Wednesday, 21 September 2016

ANGELINA JOLIE AND BRAD PITT HAD NOT BEEN PUBLICLY SEEN TOGETHER FOR MORE THAN TWO MONTHS BEFORE SHOCK SPLIT



Angelina Jolie and Brad Pitt hadn’t been photographed together for more than two months leading up to their split.

Multiple sources confirmed to PEOPLE that Jolie, 41, filed for divorce from Pitt. According to TMZ, legal docs filed Monday cite irreconcilable differences, and Jolie is asking for physical custody of the couple’s shared six children – Maddox, Pax, Zahara, Shiloh, Vivienne and Knox – with Pitt being granted visitation rights.

They were last seen together in public making a stop inside a Jamba Juice store in Los Angeles with their daughter Shiloh in July.

Leading up to their second wedding anniversary in August, the couple had spent a large part the past couple months apart due to their hectic work schedules. 

With Pitt, 52, having wrapped his upcoming movies Allied and War Machine, which both shot overseas, and Jolie finished filming First They Killed My Father, the two were busy with post- (and pre-) production on their many projects.

Jolie has also kept up with her humanitarian efforts over the year as a special envoy for the United Nations’ refugee agency.

In the past year, the actress has spoken out in front of a House of Lords committee in London and led an honorary committee for this year’s Cambodian International Film Festival. Most recently, she advocated for victims of sexual assault in war zones back in September.
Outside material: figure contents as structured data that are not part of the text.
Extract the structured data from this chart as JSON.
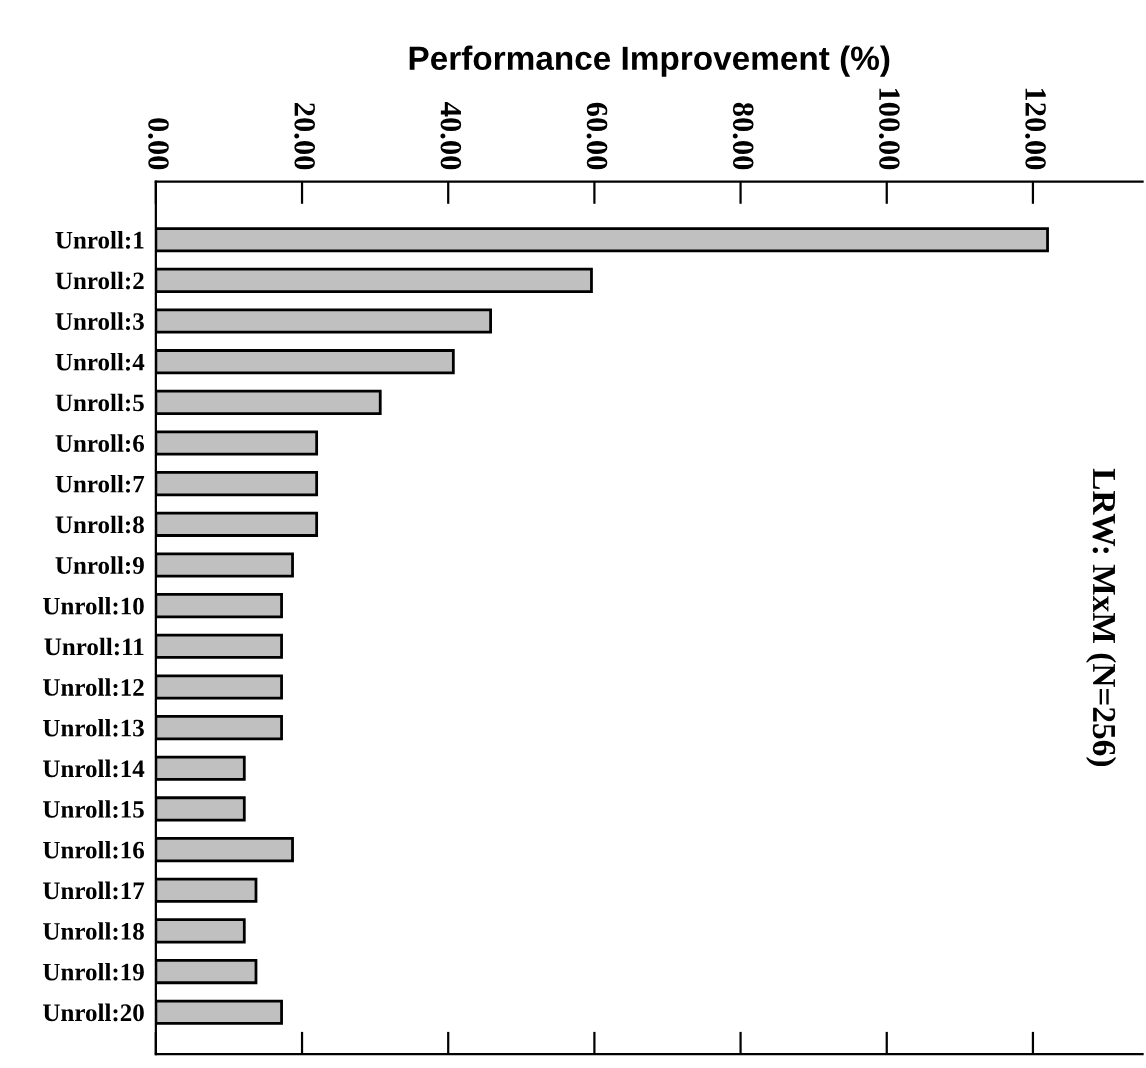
{
  "chart_data": {
    "type": "bar",
    "orientation": "horizontal",
    "title": "LRW: MxM (N=256)",
    "xlabel": "Performance Improvement (%)",
    "categories": [
      "Unroll:1",
      "Unroll:2",
      "Unroll:3",
      "Unroll:4",
      "Unroll:5",
      "Unroll:6",
      "Unroll:7",
      "Unroll:8",
      "Unroll:9",
      "Unroll:10",
      "Unroll:11",
      "Unroll:12",
      "Unroll:13",
      "Unroll:14",
      "Unroll:15",
      "Unroll:16",
      "Unroll:17",
      "Unroll:18",
      "Unroll:19",
      "Unroll:20"
    ],
    "values": [
      122,
      59.6,
      45.8,
      40.7,
      30.7,
      22,
      22,
      22,
      18.7,
      17.2,
      17.2,
      17.2,
      17.2,
      12.1,
      12.1,
      18.7,
      13.7,
      12.1,
      13.7,
      17.2
    ],
    "color": "#c0c0c0",
    "xlim": [
      0,
      135
    ],
    "xticks": [
      {
        "value": 0,
        "label": "0.00"
      },
      {
        "value": 20,
        "label": "20.00"
      },
      {
        "value": 40,
        "label": "40.00"
      },
      {
        "value": 60,
        "label": "60.00"
      },
      {
        "value": 80,
        "label": "80.00"
      },
      {
        "value": 100,
        "label": "100.00"
      },
      {
        "value": 120,
        "label": "120.00"
      }
    ],
    "grid": false,
    "legend": false
  }
}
Over the holidays, the then-couple were spotted taking a romantic getawaytogether to Vietnam. They spent three days traveling the country and enjoying various local activities including a boat ride around the bay.

“They looked happy,” an observer told PEOPLE at the time. “[They were] holding hands, laughing.”

And prior to jetting off together, the had been living in Cambodia with their six children while Jolie finished filmed First They Killed My Father: A Daughter of Cambodia, a film based on the memoir by author and human rights activist Loung Ung about the brutal Khmer Rouge regime of the 1970s.